Еще одна сцена разрывает цепочку этих эпизодов, каждый из которых похож на периодическое возвращение предыдущих, – впрочем, в один день ромбы высоких окон окрашивает в желтый цвет солнце, в другой, может быть несколько раньше, он с отвращением разглядывает содержимое своей тарелки; иногда он склонен относиться к происходящему драматически, иногда – иронически; встречая ежедневное испытание, он, как правило, чувствует страх, но бывает и так, что молчание, требующее от него героизма и мужественности, придает ему сил, укрепляет его решимость (каждое воспоминание имеет свой специфический оттенок, они так многочисленны, так разнообразны, что и при идеальной памяти этот мысленный перечень был бы практически бесконечным).
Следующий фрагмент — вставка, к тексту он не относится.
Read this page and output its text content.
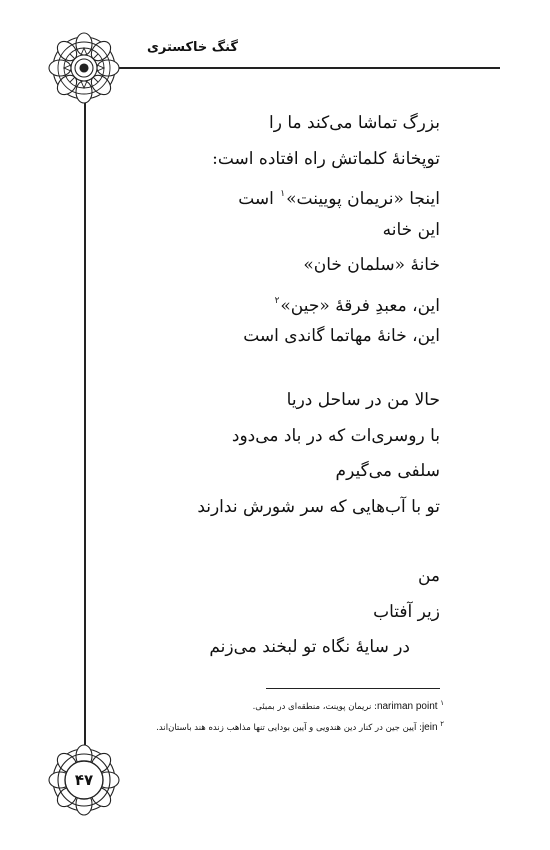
گنگ خاکستری
بزرگ تماشا می‌کند ما را
توپخانهٔ کلماتش راه افتاده است:
اینجا «نریمان پویینت»$^۱$ است
این خانه
خانهٔ «سلمان خان»
این، معبدِ فرقهٔ «جین»$^۲$
این، خانهٔ مهاتما گاندی است
حالا من در ساحل دریا
با روسری‌ات که در باد می‌دود
سلفی می‌گیرم
تو با آب‌هایی که سر شورش ندارند
من
زیر آفتاب
در سایهٔ نگاه تو لبخند می‌زنم
$^۱$ nariman point: نریمان پوینت، منطقه‌ای در بمبئی.
$^۲$ jein: آیین جین در کنار دین هندویی و آیین بودایی تنها مذاهب زنده هند باستان‌اند.
۴۷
Всем эпизодам сопутствует накаленная, предгрозовая атмосфера, но шестой составляет исключение: здесь он слышит собственный детский голос, от долгого молчания огрубевший и, возможно, слишком громкий, как если бы он звучал в безлюдном месте, – и голос этот, мешаясь с шумом волн, набегающих на морской берег, с нестройным гомоном птиц, отвечает на вопросы, которые вполне дружелюбно задает ему одноклассник, неловко шагающий рядом по скользкой гальке. Он слышит звук этих быстрых шагов; он вспоминает и голос спутника: рассудительный, простодушный басок юнца, вошедшего в переходный возраст; он видит пристальный взгляд его синих глаз, видит, как жадно тот всматривается в его лицо, словно пытаясь разгадать мучительную тайну. Четыре часа дня, их вывели прогуляться на берег океана, где затяжными порывами дует резкий апрельский ветер.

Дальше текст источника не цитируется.